Thursday, April 16, 2009


Sticks and stones and all of the rest.
You know the words.

Mother's voice rings crystal clear,
while over and again,
John's meaty hand impacts a lesson

A closed fist pedagogy, unequivocal
but no less so
than the whispers in the desk behind.
Muted laughter,
a crush discovered, supposed,
and the object of affection
making sure to stop by
and take a good sharp tongued stab.

In response, as always,
formulated, thought of, planned,
but nothing ever done
in the hopes that if the head
is pushed far enough down
everything will go away.

When John comes back,
listen to the good Dr. Suess
and carry a big stick,
or two,
then your troubles
will have trouble
with you.

But then...
What if troubles only spawn troubles?
And how do you hit a word?


  1. I like this poem, James!
    I think, though, it might want to be a longer poem, especially to give us some history for the second stanza??
    Tell me what poet you are reading now and how did you choose that poet to read?

  2. Thanks for the comment, Slow Reader.

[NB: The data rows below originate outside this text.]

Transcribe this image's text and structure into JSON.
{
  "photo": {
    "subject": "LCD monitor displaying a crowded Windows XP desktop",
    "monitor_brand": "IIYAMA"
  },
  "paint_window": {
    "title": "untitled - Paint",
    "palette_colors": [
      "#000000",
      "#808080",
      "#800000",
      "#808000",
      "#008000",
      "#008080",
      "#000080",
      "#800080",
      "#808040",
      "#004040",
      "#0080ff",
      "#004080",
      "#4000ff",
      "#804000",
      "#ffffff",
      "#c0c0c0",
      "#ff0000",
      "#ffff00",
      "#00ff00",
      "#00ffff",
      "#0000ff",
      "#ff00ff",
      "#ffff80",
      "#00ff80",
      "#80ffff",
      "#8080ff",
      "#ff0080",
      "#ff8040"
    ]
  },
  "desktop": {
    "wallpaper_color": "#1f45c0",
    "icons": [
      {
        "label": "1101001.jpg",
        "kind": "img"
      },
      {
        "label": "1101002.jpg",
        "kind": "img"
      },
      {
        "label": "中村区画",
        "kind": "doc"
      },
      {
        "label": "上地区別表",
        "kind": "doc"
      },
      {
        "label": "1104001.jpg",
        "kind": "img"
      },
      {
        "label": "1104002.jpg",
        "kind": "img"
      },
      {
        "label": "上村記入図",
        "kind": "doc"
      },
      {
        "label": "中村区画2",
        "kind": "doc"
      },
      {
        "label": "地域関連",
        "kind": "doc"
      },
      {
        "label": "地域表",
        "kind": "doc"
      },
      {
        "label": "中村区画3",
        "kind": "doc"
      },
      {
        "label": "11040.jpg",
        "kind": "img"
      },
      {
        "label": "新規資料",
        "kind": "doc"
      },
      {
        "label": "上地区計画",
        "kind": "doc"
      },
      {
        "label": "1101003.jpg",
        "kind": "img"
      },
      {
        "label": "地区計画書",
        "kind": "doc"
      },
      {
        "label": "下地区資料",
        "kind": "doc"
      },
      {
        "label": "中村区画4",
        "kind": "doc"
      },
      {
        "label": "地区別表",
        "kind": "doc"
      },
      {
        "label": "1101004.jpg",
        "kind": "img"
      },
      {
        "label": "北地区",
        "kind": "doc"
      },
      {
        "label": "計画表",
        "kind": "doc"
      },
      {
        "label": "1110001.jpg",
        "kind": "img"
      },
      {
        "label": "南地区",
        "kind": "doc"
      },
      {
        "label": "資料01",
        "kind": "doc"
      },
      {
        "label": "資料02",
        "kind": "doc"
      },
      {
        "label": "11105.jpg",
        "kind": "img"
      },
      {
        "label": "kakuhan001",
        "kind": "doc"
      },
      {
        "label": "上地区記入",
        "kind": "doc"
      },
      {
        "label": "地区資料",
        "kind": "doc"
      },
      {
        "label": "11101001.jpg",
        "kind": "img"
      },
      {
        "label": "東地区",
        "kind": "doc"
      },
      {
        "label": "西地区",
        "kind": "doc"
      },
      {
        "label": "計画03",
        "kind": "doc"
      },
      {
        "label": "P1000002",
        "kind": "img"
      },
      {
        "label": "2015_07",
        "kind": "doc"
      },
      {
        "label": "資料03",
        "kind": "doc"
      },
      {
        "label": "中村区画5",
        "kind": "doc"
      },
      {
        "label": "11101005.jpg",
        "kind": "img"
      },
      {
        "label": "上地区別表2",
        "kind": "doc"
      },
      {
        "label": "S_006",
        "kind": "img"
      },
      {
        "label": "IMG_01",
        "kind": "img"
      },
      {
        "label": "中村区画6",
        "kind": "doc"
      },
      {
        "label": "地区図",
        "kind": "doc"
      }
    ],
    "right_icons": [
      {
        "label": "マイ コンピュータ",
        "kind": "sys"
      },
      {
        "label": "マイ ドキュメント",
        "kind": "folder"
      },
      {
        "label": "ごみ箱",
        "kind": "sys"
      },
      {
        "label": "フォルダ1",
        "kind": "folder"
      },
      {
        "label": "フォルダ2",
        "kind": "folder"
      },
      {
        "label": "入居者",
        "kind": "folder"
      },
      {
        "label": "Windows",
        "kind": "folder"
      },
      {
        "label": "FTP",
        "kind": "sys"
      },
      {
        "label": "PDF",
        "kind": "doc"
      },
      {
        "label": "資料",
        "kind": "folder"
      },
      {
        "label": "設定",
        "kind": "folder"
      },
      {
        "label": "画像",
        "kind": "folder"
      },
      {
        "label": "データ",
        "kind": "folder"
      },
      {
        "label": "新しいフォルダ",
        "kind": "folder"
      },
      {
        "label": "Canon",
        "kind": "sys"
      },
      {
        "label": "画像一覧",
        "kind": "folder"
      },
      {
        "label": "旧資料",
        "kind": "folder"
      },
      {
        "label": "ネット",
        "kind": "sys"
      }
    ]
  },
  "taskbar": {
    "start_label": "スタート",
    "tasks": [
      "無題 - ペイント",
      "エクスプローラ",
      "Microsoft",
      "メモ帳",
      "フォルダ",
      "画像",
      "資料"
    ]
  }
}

    I think it does want to be a longer poem, because it stems from a longer story. I had cut out the back story for the second stanza for brevity, but I think I will look into fleshing it all out more.

    Right now I not reading much poetey, though recently I have read Ken Babstock, Billy Collins, and Patrick Lane. No reason for picking them, really. I haven't stayed current since my old poetry workshops.

    Truth be told, I like Cutullus, Rumi... poets with a few centuries perspective.